Почта в этот день оказалась почему-то закрытой. В телефонной будке, как назло, не работал автомат. Тогда Ирсанов побежал в сторону станции, где возле овощных, молочных и мясных павильонов, заполненные густо разросшейся белой сиренью, прятались на серой железобетонной стене «гастронома» несколько покрытых ржавчиной телефонов-автоматов.
Позвонив в Озерки, Ирсанов узнал от бабушки Сони, что родители еще вчера срочно уехали по делам в город. «Когда вернутся — неизвестно. Но ты, Юра, молодец, что позвонил. Я волновалась. А так — отдыхай, голубчик. Да смотри, возвращайся завтра к обеду. Мне без тебя здесь скверно».
Бабушка Соня, или точнее Софья Андреевна Танеева, была дальней родственницей старшего Ирсанова и появилась в их доме только в середине пятидесятых, а до того Юра Ирсанов даже не подозревал о ее существовании на этой земле. В доме о ней никогда не упоминали, во всяком случае при Юре, и когда в один из зимних дней он, вернувшись из школы, увидел в столовой маму за чаем в обществе Софьи Андреевны, он изумился. Во-первых, потому что его мама не выносила женское общество, никогда никаких приятельниц не имела и потому в их доме из женского окружения бывали — очень, впрочем, редко, — или аспирантки отца, или совместно с мужьями жены друзей отца. А во-вторых, маленького Юру поразила внешность гостьи и еще то, что она курила, курила именно в столовой, что в доме Ирсановых было не принято, и мама была к этому совершенно равнодушна и даже не кашляла,
как обычно, от табачного дыма.
— Познакомься, Юра. Это бабушка Соня. Она будет жить в твоей комнате, а ты теперь будешь спать в моей. Вымой руки и садись обедать.

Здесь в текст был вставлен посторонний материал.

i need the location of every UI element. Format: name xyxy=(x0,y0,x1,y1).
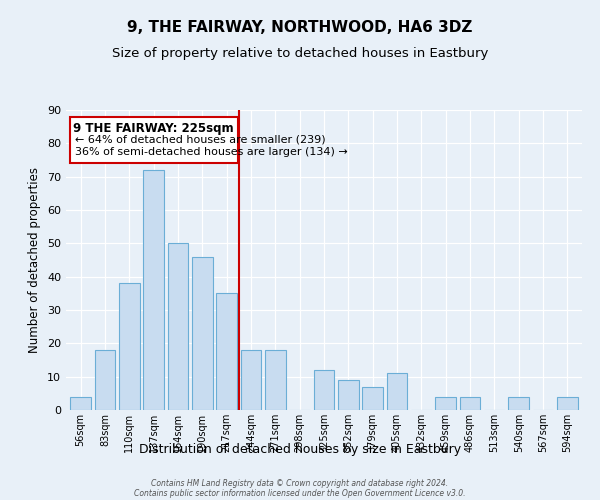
Bar xyxy=(338,380,359,410)
Bar xyxy=(241,350,262,410)
Bar xyxy=(95,350,115,410)
Text: 9 THE FAIRWAY: 225sqm: 9 THE FAIRWAY: 225sqm xyxy=(73,122,234,134)
Bar xyxy=(557,396,578,410)
Bar xyxy=(265,350,286,410)
Bar xyxy=(216,294,237,410)
Text: Distribution of detached houses by size in Eastbury: Distribution of detached houses by size … xyxy=(139,442,461,456)
Y-axis label: Number of detached properties: Number of detached properties xyxy=(28,167,41,353)
FancyBboxPatch shape xyxy=(70,116,238,164)
Bar xyxy=(386,374,407,410)
Bar xyxy=(119,284,140,410)
Text: 9, THE FAIRWAY, NORTHWOOD, HA6 3DZ: 9, THE FAIRWAY, NORTHWOOD, HA6 3DZ xyxy=(127,20,473,35)
Bar xyxy=(70,396,91,410)
Bar xyxy=(362,386,383,410)
Bar xyxy=(314,370,334,410)
Text: 36% of semi-detached houses are larger (134) →: 36% of semi-detached houses are larger (… xyxy=(74,148,347,158)
Bar xyxy=(436,396,456,410)
Text: Size of property relative to detached houses in Eastbury: Size of property relative to detached ho… xyxy=(112,48,488,60)
Bar xyxy=(508,396,529,410)
Bar xyxy=(143,170,164,410)
Text: Contains public sector information licensed under the Open Government Licence v3: Contains public sector information licen… xyxy=(134,488,466,498)
Bar xyxy=(167,244,188,410)
Bar xyxy=(192,256,212,410)
Bar xyxy=(460,396,481,410)
Text: Contains HM Land Registry data © Crown copyright and database right 2024.: Contains HM Land Registry data © Crown c… xyxy=(151,478,449,488)
Text: ← 64% of detached houses are smaller (239): ← 64% of detached houses are smaller (23… xyxy=(74,134,325,144)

Юра подошел к бабушке Соне. Та, резким движением затушив в большой полной окурков пепельнице «Беломор», прижала к себе светлую головку мальчика — Юра был в тот год еще только третьеклассником — и тихо поцеловала его в макушку, проведя по Юриным вихрам с такой нежностью и теплом, что сразу вызвала в нем й симпатию и доверие, поскольку мать Юры была лишена каких-либо сантиментов и он не был приучен к подобным жестам. И еще маленькому Юре понравилось то, что бабушка Соня бегло улыбалась ему, и он улыбнулся ей в ответ.